12 May 2025
Immigration announcement ‘shows profound disregard for social care’
CCPS’s CEO Rachel Cackett responds to the UK Government pledge to curb recruitment of care workers from overseas
Responding to today’s announcement from the UK Government on immigration, CCPS’s CEO Rachel Cackett said:
“Building on messaging shared with the media by the Home Secretary over the weekend, this morning the Prime Minister announced a new white paper aimed at cutting levels of immigration into the UK.
Proposals to include the scrapping of visas for new social care workers will inflict further damage on a sector already deeply weakened by decades of underinvestment and now contending with the impact of increased employers’ National Insurance contributions.

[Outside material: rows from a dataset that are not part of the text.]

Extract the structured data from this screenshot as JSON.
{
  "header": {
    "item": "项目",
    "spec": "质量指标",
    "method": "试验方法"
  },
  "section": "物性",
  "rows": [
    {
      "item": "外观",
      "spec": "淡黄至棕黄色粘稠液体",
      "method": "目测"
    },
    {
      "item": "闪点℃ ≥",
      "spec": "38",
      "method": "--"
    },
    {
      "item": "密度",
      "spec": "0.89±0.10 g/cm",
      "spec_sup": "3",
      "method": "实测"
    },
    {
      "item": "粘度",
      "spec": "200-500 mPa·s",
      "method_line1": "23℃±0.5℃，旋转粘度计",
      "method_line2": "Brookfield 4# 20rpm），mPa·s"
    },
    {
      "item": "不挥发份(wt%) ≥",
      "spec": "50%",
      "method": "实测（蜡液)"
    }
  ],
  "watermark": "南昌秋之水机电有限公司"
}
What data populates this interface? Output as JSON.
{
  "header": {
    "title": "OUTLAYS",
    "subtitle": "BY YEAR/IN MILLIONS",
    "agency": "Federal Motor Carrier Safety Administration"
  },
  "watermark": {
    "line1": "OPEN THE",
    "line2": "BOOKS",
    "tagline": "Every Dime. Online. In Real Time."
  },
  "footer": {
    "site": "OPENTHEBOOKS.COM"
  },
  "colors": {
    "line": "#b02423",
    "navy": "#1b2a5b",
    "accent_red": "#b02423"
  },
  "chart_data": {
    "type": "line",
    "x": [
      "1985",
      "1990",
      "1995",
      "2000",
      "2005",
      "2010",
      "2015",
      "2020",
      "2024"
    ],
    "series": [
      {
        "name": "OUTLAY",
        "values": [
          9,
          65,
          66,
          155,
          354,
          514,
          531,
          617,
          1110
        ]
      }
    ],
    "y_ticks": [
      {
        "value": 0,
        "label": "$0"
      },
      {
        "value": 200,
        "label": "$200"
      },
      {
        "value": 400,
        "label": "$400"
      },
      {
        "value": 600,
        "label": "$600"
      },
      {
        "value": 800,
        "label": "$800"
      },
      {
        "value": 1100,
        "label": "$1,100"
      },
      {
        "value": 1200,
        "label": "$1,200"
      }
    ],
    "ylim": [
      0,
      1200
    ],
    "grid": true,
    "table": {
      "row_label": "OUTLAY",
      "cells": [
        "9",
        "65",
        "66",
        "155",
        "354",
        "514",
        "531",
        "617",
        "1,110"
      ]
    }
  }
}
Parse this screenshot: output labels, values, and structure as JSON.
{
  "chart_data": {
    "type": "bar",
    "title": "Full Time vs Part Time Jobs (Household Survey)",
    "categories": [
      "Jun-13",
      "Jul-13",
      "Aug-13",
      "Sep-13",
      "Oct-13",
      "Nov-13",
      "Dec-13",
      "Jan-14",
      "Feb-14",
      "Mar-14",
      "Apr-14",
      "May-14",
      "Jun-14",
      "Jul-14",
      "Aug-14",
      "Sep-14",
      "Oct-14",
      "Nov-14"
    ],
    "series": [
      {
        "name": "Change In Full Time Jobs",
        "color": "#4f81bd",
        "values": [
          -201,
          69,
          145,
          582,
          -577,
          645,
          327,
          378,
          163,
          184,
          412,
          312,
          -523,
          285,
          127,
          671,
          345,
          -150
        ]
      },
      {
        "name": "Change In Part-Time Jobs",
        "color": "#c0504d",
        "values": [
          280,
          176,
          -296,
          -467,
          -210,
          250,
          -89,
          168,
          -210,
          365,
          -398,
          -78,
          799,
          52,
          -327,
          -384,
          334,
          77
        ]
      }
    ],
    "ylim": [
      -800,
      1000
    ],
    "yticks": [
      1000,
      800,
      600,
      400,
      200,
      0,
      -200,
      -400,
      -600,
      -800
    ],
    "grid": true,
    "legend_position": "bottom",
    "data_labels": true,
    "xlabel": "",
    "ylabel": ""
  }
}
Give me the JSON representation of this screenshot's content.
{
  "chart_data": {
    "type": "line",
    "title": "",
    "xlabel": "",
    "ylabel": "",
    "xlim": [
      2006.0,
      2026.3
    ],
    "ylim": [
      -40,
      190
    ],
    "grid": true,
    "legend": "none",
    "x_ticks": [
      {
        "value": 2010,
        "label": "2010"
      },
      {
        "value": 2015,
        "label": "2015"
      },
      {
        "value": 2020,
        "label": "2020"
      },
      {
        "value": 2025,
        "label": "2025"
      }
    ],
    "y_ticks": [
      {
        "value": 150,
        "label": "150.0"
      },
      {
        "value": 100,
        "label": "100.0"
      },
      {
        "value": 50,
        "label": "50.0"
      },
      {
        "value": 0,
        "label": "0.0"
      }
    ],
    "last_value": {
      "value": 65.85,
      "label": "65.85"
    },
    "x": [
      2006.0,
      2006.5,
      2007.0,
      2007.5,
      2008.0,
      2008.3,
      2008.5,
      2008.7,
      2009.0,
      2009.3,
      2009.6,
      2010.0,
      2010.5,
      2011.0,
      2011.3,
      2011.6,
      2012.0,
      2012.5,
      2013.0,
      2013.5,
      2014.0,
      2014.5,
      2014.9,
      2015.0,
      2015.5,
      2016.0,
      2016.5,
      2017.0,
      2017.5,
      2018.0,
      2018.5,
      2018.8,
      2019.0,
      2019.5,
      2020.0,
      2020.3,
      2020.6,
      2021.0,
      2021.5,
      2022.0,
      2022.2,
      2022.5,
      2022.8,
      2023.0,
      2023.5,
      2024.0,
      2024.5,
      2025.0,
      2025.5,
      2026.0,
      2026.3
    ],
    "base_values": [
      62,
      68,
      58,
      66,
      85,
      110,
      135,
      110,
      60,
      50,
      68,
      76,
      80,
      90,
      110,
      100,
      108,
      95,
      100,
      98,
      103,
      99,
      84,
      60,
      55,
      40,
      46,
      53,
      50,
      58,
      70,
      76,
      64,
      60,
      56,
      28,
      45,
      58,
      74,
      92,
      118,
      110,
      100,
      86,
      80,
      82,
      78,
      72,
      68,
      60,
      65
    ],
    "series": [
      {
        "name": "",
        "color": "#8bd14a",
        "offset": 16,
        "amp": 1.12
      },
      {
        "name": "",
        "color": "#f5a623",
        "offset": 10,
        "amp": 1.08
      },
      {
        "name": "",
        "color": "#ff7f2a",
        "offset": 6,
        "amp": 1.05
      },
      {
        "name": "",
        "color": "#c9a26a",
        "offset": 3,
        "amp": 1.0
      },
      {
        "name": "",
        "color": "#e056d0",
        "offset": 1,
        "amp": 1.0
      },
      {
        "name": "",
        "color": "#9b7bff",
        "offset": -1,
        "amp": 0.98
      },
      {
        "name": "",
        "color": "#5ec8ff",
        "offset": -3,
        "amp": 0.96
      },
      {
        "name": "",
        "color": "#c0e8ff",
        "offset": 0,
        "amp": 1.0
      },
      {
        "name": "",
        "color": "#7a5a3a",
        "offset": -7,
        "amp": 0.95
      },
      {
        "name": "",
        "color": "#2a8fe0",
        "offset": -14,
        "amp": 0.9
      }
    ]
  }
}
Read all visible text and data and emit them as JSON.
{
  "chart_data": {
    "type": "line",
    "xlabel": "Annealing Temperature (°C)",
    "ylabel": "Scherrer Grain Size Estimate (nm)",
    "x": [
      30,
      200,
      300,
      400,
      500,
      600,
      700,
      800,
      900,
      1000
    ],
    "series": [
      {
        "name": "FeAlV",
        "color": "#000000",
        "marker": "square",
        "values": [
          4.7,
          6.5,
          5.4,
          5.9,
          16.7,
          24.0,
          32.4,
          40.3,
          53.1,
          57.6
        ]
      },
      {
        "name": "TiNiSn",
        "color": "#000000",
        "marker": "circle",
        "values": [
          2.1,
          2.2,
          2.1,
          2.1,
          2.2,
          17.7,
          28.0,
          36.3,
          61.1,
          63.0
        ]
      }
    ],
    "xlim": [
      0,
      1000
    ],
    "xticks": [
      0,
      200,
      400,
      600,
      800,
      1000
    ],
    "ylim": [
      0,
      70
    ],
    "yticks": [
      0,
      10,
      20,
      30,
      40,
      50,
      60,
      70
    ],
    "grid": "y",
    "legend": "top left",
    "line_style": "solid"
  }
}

The 2023 Social Care Benchmarking in Scotland report found that frontline posts were extremely difficult to fill, with 95% of respondents experiencing difficulties in recruiting operations staff.
Blocking routes for skilled and committed workers from abroad to be employed in social care and support in the UK, when we know so many providers are struggling to recruit and retain staff, is a retrograde step.
We are also deeply concerned by the rhetoric underlying the announcement today. Implying that support staff are ‘lower skilled workers’ is misinformed, disparaging of UK workers and deeply damaging to the government’s own policy intent.
Over many years CCPS’s members have tirelessly highlighted that social care staff are highly skilled and regulated practitioners required to hold professional qualifications.
In Scotland, the reality is that low pay in the sector is not down to employers but to rates of pay for social care staff set by government; rates that utterly fail to recognise the professionalism of support workers.
If governments in Westminster or Holyrood want to attract more UK citizens into care and support roles they need to convey the worth of these crucial staff by paying a salary commensurate with the skills and responsibilities of the profession.
They must also radically alter their language to demonstrate the respect rightfully due to essential key workers. And they must ensure that people who are vulnerable and need support can receive it, when it is needed, from skilled, regulated staff – including from overseas when the UK labour market simply cannot meet need.
Whatever the political calculation behind today’s UK announcement, it has demonstrated a profound disregard for the contribution of the social care workforce – and ultimately, a depressing devaluing of the people they support.”